Media highlights

Sunday 10 March

Robot cuts out throat tumours

Doctors at Guy’s and St Thomas’ are using robotic surgery to remove difficult-to-reach throat tumours – through the mouths of patients. Consultant Head and Neck Surgeon, Asit Arora, told the Mail on Sunday that with growing numbers of people developing throat cancer, it is more important than ever to have a range of effective treatments that lessen the impact on quality of life.

Friday 8 March

Younger adults with inflammatory disease at greater risk of anxiety and depression

Dr Alexandru Dregan, Senior Lecturer in Psychiatric Epidemiology at King’s College London, wrote a piece in The Conversation on the link between depression and chronic inflammatory disorders. 

Wednesday 6 March

Type-2 diabetes: 'Weight loss arrests disease for years'

Consuming 850 calories a day for three months and then keeping the weight off can arrest type-2 diabetes for at least two years, a study covered by BBC News suggests. The GP-led programme worked for more than a third of participating patients. Dr Nicola Guess, former lecturer in Nutrition at King’s College London, comments.

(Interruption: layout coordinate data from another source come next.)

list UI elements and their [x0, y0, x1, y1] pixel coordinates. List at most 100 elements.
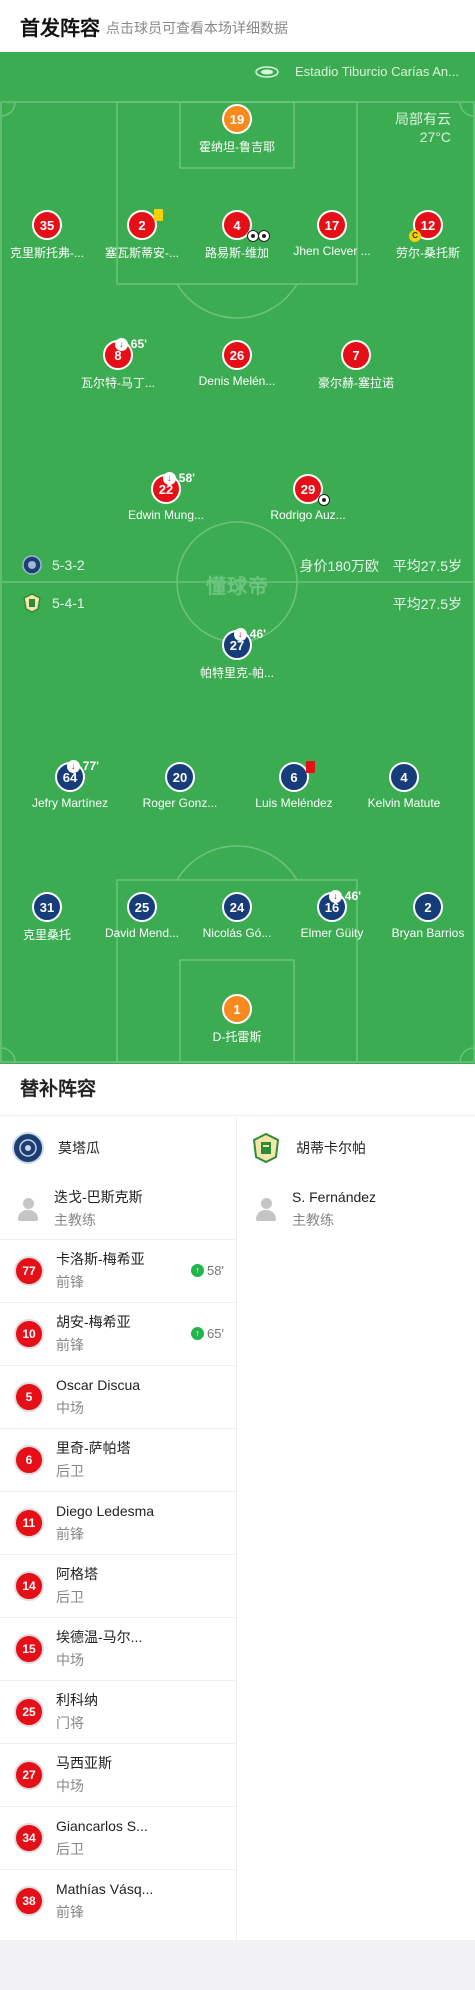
player-home-12[interactable]: 12 C 劳尔-桑托斯	[378, 210, 475, 261]
sub-player-38[interactable]: 38 Mathías Vásq... 前锋	[0, 1869, 236, 1932]
sub-player-6[interactable]: 6 里奇-萨帕塔 后卫	[0, 1428, 236, 1491]
stadium-info: Estadio Tiburcio Carías An...	[255, 64, 459, 79]
temperature: 27°C	[419, 129, 451, 145]
sub-time: 58'	[178, 471, 195, 485]
sub-player-34[interactable]: 34 Giancarlos S... 后卫	[0, 1806, 236, 1869]
player-away-25[interactable]: 25 David Mend...	[92, 892, 192, 940]
player-home-22[interactable]: 22 ↓ 58' Edwin Mung...	[116, 471, 216, 522]
player-number-badge: 31	[32, 892, 62, 922]
player-number-badge: 35	[32, 210, 62, 240]
sub-time: 65'	[130, 337, 147, 351]
away-formation: 5-4-1	[52, 595, 85, 611]
player-away-20[interactable]: 20 Roger Gonz...	[130, 762, 230, 810]
player-number-badge: 17	[317, 210, 347, 240]
home-market-value: 身价180万欧	[299, 558, 379, 574]
home-team-name: 莫塔瓜	[58, 1140, 100, 1156]
player-away-1[interactable]: 1 D-托雷斯	[187, 994, 287, 1045]
sub-out-marker: ↓ 77'	[66, 759, 99, 773]
player-name: 塞瓦斯蒂安-...	[105, 246, 179, 260]
sub-in-time: 65'	[207, 1326, 224, 1341]
stadium-name: Estadio Tiburcio Carías An...	[294, 64, 459, 79]
player-home-8[interactable]: 8 ↓ 65' 瓦尔特-马丁...	[68, 337, 168, 391]
player-home-7[interactable]: 7 豪尔赫-塞拉诺	[306, 340, 406, 391]
player-away-27[interactable]: 27 ↓ 46' 帕特里克-帕...	[187, 627, 287, 681]
pitch: Estadio Tiburcio Carías An... 局部有云 27°C …	[0, 52, 475, 1064]
sub-time: 46'	[344, 889, 361, 903]
lineup-header: 首发阵容 点击球员可查看本场详细数据	[0, 0, 475, 52]
home-team-crest-icon	[22, 555, 42, 575]
player-away-31[interactable]: 31 克里桑托	[0, 892, 97, 943]
home-coach[interactable]: 迭戈-巴斯克斯 主教练	[0, 1179, 236, 1239]
player-home-35[interactable]: 35 克里斯托弗-...	[0, 210, 97, 261]
sub-player-name: 阿格塔	[56, 1566, 98, 1582]
player-home-29[interactable]: 29 Rodrigo Auz...	[258, 474, 358, 522]
player-home-26[interactable]: 26 Denis Melén...	[187, 340, 287, 388]
player-name: 瓦尔特-马丁...	[81, 376, 155, 390]
player-number-badge: 7	[341, 340, 371, 370]
player-away-24[interactable]: 24 Nicolás Gó...	[187, 892, 287, 940]
player-away-6[interactable]: 6 Luis Meléndez	[244, 761, 344, 810]
sub-player-position: 前锋	[56, 1337, 84, 1353]
sub-number-badge: 77	[14, 1256, 44, 1286]
player-away-2[interactable]: 2 Bryan Barrios	[378, 892, 475, 940]
sub-player-position: 中场	[56, 1400, 84, 1416]
sub-in-icon: ↑	[191, 1264, 205, 1277]
sub-player-77[interactable]: 77 卡洛斯-梅希亚 前锋 ↑ 58'	[0, 1239, 236, 1302]
player-home-19[interactable]: 19 霍纳坦-鲁吉耶	[187, 104, 287, 155]
stadium-icon	[255, 65, 279, 78]
sub-in-icon: ↑	[191, 1327, 205, 1340]
away-team-head[interactable]: 胡蒂卡尔帕	[238, 1117, 475, 1179]
sub-player-position: 前锋	[56, 1526, 84, 1542]
home-team-head[interactable]: 莫塔瓜	[0, 1117, 236, 1179]
home-formation: 5-3-2	[52, 557, 85, 573]
coach-name: S. Fernández	[292, 1189, 377, 1205]
away-coach[interactable]: S. Fernández 主教练	[238, 1179, 475, 1239]
player-name: 霍纳坦-鲁吉耶	[199, 140, 275, 154]
sub-player-27[interactable]: 27 马西亚斯 中场	[0, 1743, 236, 1806]
player-name: Jhen Clever ...	[293, 244, 371, 258]
player-away-16[interactable]: 16 ↓ 46' Elmer Güity	[282, 889, 382, 940]
sub-number-badge: 25	[14, 1697, 44, 1727]
home-team-crest-icon	[12, 1132, 44, 1164]
player-number-badge: 6	[279, 761, 315, 792]
sub-in-marker: ↑ 58'	[191, 1263, 224, 1278]
sub-player-25[interactable]: 25 利科纳 门将	[0, 1680, 236, 1743]
player-number-badge: 4	[389, 762, 419, 792]
sub-number-badge: 10	[14, 1319, 44, 1349]
sub-out-marker: ↓ 65'	[114, 337, 147, 351]
player-home-4[interactable]: 4 路易斯-维加	[187, 210, 287, 261]
player-number: 31	[39, 899, 55, 915]
player-name: Rodrigo Auz...	[270, 508, 346, 522]
away-team-info: 5-4-1 平均27.5岁	[22, 593, 462, 613]
player-away-4[interactable]: 4 Kelvin Matute	[354, 762, 454, 810]
sub-player-name: 马西亚斯	[56, 1755, 112, 1771]
sub-player-14[interactable]: 14 阿格塔 后卫	[0, 1554, 236, 1617]
sub-out-icon: ↓	[233, 627, 247, 641]
sub-player-15[interactable]: 15 埃德温-马尔... 中场	[0, 1617, 236, 1680]
player-number-badge: 20	[165, 762, 195, 792]
home-avg-age: 平均27.5岁	[392, 558, 462, 574]
sub-player-position: 中场	[56, 1778, 84, 1794]
sub-out-icon: ↓	[328, 889, 342, 903]
player-number-badge: 22 ↓ 58'	[151, 471, 195, 504]
player-name: 克里桑托	[22, 928, 71, 942]
sub-number-badge: 34	[14, 1823, 44, 1853]
sub-in-time: 58'	[207, 1263, 224, 1278]
sub-player-name: Giancarlos S...	[56, 1818, 148, 1834]
player-number-badge: 19	[222, 104, 252, 134]
coach-name: 迭戈-巴斯克斯	[54, 1189, 143, 1205]
sub-player-11[interactable]: 11 Diego Ledesma 前锋	[0, 1491, 236, 1554]
sub-number-badge: 14	[14, 1571, 44, 1601]
player-home-2[interactable]: 2 塞瓦斯蒂安-...	[92, 209, 192, 261]
coach-role: 主教练	[292, 1212, 334, 1228]
player-home-17[interactable]: 17 Jhen Clever ...	[282, 210, 382, 258]
player-name: Bryan Barrios	[391, 926, 465, 940]
sub-player-10[interactable]: 10 胡安-梅希亚 前锋 ↑ 65'	[0, 1302, 236, 1365]
sub-out-icon: ↓	[114, 337, 128, 351]
sub-player-position: 后卫	[56, 1463, 84, 1479]
sub-player-5[interactable]: 5 Oscar Discua 中场	[0, 1365, 236, 1428]
player-number: 6	[290, 769, 298, 785]
player-number-badge: 25	[127, 892, 157, 922]
player-away-64[interactable]: 64 ↓ 77' Jefry Martínez	[20, 759, 120, 810]
player-number: 20	[172, 769, 188, 785]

Dementia care: Watching TV could contribute to memory decline

Daily Express published an article on new research which shows that watching TV for more than three and a half hours per day can contribute to cognitive decline in people above the age of 50. Professor Dame Til Wykes, Professor of Psychology at King’s College London, comments.

Sunday 3 March

Moving the body, boosting the mind

The Guardian ran a piece on the link between mental and physical health. It explained that as little as 10 minutes of regular exercise can help alleviate depression. Dr Brendon Stubbs, Head of Physiotherapy at the South London and Maudsley NHS Foundation Trust, comments.

Wednesday 27 February

Let’s talk about death

Kimberley St John, Specialist Palliative Care Nurse at Guy’s and St Thomas’ NHS Foundation Trust, presented at the Let’s Talk About Death show, which featured in Time Out. The aim of the show is to improve the experience of patients, carers, staff and the general public in talking about and preparing for death, both in hospital and in the wider community.